Aider une personne dans le besoin, écouter quelqu’un qui souffre, visiter un malade, soutenir une famille en difficulté ou servir discrètement dans l’Église peut devenir une offrande agréable à Dieu. Ces actions ne remplacent pas la proclamation de l’Évangile, mais elles témoignent de la transformation que cet Évangile produit dans nos vies.
Comment cultiver une adoration authentique ?
Pour grandir comme adorateurs, nous devons d’abord nourrir notre connaissance de Dieu par la lecture régulière des Écritures. Nous ne pouvons pas adorer profondément un Dieu que nous connaissons à peine. Plus nous découvrons Sa sainteté, Sa puissance, Sa sagesse et Sa grâce, plus notre cœur trouve des raisons de Le célébrer.

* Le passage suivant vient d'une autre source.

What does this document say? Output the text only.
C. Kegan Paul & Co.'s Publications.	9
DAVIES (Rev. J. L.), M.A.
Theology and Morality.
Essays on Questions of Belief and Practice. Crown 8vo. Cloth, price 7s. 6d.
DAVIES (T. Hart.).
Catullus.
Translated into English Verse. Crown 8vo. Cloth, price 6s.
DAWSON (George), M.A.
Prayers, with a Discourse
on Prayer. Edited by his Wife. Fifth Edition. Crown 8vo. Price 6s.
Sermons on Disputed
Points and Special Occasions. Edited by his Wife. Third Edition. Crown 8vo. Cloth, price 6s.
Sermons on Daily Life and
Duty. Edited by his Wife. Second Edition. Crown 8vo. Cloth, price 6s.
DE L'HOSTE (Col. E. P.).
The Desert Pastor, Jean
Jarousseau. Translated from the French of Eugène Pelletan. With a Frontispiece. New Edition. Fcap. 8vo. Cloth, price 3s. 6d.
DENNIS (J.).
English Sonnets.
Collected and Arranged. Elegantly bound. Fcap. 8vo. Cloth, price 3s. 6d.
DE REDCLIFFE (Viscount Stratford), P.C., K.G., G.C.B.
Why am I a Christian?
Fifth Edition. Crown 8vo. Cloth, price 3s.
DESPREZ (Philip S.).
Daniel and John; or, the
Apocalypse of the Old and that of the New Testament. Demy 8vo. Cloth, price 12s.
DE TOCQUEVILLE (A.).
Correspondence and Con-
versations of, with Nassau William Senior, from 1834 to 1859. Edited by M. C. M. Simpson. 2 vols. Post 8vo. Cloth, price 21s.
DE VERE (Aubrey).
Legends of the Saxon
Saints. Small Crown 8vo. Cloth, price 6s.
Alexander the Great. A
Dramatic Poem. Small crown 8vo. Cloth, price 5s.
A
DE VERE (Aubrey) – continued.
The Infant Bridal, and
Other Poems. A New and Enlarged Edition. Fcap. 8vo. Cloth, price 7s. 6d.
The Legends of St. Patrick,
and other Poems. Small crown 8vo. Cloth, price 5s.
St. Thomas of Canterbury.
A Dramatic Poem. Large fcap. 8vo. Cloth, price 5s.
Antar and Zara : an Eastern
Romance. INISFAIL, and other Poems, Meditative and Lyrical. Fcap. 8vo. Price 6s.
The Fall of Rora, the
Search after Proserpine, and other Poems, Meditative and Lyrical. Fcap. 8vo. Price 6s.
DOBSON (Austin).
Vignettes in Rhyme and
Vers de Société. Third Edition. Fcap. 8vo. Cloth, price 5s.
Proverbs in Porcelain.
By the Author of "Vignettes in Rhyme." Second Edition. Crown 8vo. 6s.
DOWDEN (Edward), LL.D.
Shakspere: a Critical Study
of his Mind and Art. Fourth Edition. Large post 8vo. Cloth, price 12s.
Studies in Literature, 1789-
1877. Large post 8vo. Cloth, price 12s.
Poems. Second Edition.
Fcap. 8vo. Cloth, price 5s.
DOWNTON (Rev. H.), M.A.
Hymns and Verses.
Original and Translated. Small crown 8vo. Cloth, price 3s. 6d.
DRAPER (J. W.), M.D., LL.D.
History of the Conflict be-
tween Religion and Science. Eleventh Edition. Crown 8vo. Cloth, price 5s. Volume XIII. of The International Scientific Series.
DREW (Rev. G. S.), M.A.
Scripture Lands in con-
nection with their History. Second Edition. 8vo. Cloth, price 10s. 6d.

La prière personnelle est également indispensable. Le culte collectif est précieux, mais il ne peut pas remplacer la communion quotidienne avec Dieu. Dans le secret, nous apprenons à parler honnêtement avec le Seigneur, à écouter Sa Parole et à déposer nos préoccupations devant Lui. Cette relation cachée donne de la profondeur à notre adoration publique.
Nous devons ensuite examiner régulièrement nos motivations. Pourquoi chantons-nous ? Pourquoi servons-nous ? Pourquoi désirons-nous être visibles ? Cherchons-nous la gloire de Christ ou notre propre reconnaissance ? Ces questions peuvent être inconfortables, mais elles nous protègent contre l’orgueil religieux.
Enfin, nous devons entretenir un esprit de gratitude. Celui qui oublie les bienfaits de Dieu devient facilement froid et mécontent. Au contraire, celui qui se souvient du pardon reçu, des prières exaucées, de la présence du Saint-Esprit et de l’espérance éternelle trouve continuellement de nouvelles raisons d’adorer.
Que toute notre vie glorifie Dieu
Le Père nous a cherchés et appelés par Sa grâce afin que nous devenions de véritables adorateurs. Il ne nous a pas sauvés pour que notre foi se réduise à quelques moments religieux, mais pour que notre vie entière proclame Sa gloire. Nous Lui appartenons dans le temple, à la maison, au travail et dans chaque décision quotidienne.
Examinons donc notre cœur. Nos lèvres et notre conduite racontent-elles la même histoire ? Nos chants sont-ils confirmés par notre manière de vivre ? Sommes-nous disposés à obéir lorsque personne ne nous regarde ? La véritable adoration ne recherche pas la perfection spectaculaire, mais une sincérité profonde, une foi centrée sur Christ et une volonté continuellement soumise au Seigneur.
Adorons le Père en esprit et en vérité. Approchons-nous de Lui par Jésus-Christ, dépendons de l’action du Saint-Esprit et fondons notre culte sur les Écritures. Que nos chants, nos prières, notre service, notre générosité et notre obéissance deviennent une seule offrande de reconnaissance.
Que toute notre vie soit un sacrifice vivant devant Celui qui nous a aimés, rachetés et adoptés. Que notre cœur ne soit jamais éloigné de nos lèvres, mais que nos paroles soient l’expression fidèle d’une âme remplie d’amour pour Dieu. Lui seul est digne de recevoir la gloire, l’honneur, la puissance et l’adoration, aujourd’hui, demain et pour toute l’éternité.